On Sun, Jul 15, 2007 at 09:54:25AM -0400, Curt Howland wrote:
 
> I was just fiddling with the "tree" utility to see if it would help. 
> Unfortunatley, "tree -d -h" returns the size of the directory entries 
> themselves (4.0K, 8.0K, etc), rather than the cumulative size of the 
> files inside the directory which I was hoping for. Maybe someone else 
> has a suggestion.

du -xh --max-depth=1 will do the trick, but you will need to do it as 
root, otherwise you'll get 'permission denied' on some dirs.

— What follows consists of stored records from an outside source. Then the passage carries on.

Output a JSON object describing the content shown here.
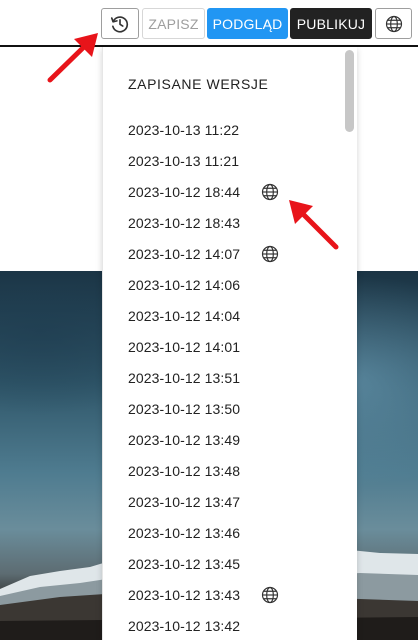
{
  "toolbar": {
    "history_icon": "history-icon",
    "save_label": "ZAPISZ",
    "preview_label": "PODGLĄD",
    "publish_label": "PUBLIKUJ",
    "language_icon": "globe-icon",
    "colors": {
      "preview": "#2196f3",
      "publish": "#222222",
      "save_disabled": "#9e9e9e"
    }
  },
  "versions_panel": {
    "title": "ZAPISANE WERSJE",
    "published_icon": "globe-icon",
    "items": [
      {
        "timestamp": "2023-10-13 11:22",
        "published": false
      },
      {
        "timestamp": "2023-10-13 11:21",
        "published": false
      },
      {
        "timestamp": "2023-10-12 18:44",
        "published": true
      },
      {
        "timestamp": "2023-10-12 18:43",
        "published": false
      },
      {
        "timestamp": "2023-10-12 14:07",
        "published": true
      },
      {
        "timestamp": "2023-10-12 14:06",
        "published": false
      },
      {
        "timestamp": "2023-10-12 14:04",
        "published": false
      },
      {
        "timestamp": "2023-10-12 14:01",
        "published": false
      },
      {
        "timestamp": "2023-10-12 13:51",
        "published": false
      },
      {
        "timestamp": "2023-10-12 13:50",
        "published": false
      },
      {
        "timestamp": "2023-10-12 13:49",
        "published": false
      },
      {
        "timestamp": "2023-10-12 13:48",
        "published": false
      },
      {
        "timestamp": "2023-10-12 13:47",
        "published": false
      },
      {
        "timestamp": "2023-10-12 13:46",
        "published": false
      },
      {
        "timestamp": "2023-10-12 13:45",
        "published": false
      },
      {
        "timestamp": "2023-10-12 13:43",
        "published": true
      },
      {
        "timestamp": "2023-10-12 13:42",
        "published": false
      }
    ]
  },
  "annotations": {
    "arrow_color": "#e8141a"
  }
}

Here is 
mine for comparison (/home is on a separate partition, but it's not 
shown due to the -x option):

think:/# du -hx --max-depth=1
3.3M    ./bin
207M    ./lib
8.8M    ./etc
40K     ./media
4.0K    ./srv
16K     ./mnt
4.0K    ./lost+found
3.9M    ./sbin
14M     ./boot
4.0K    ./initrd
0       ./dev
4.0K    ./home
1.6G    ./usr
98M     ./root
68K     ./tmp
4.0K    ./opt
0       ./proc
0       ./sys
652M    ./var
2.5G    .

As expected, /usr and /var take the biggest chunk. All others barely add 
to ~300M.

Regards,
Andrei
-- 
If you can't explain it simply, you don't understand it well enough.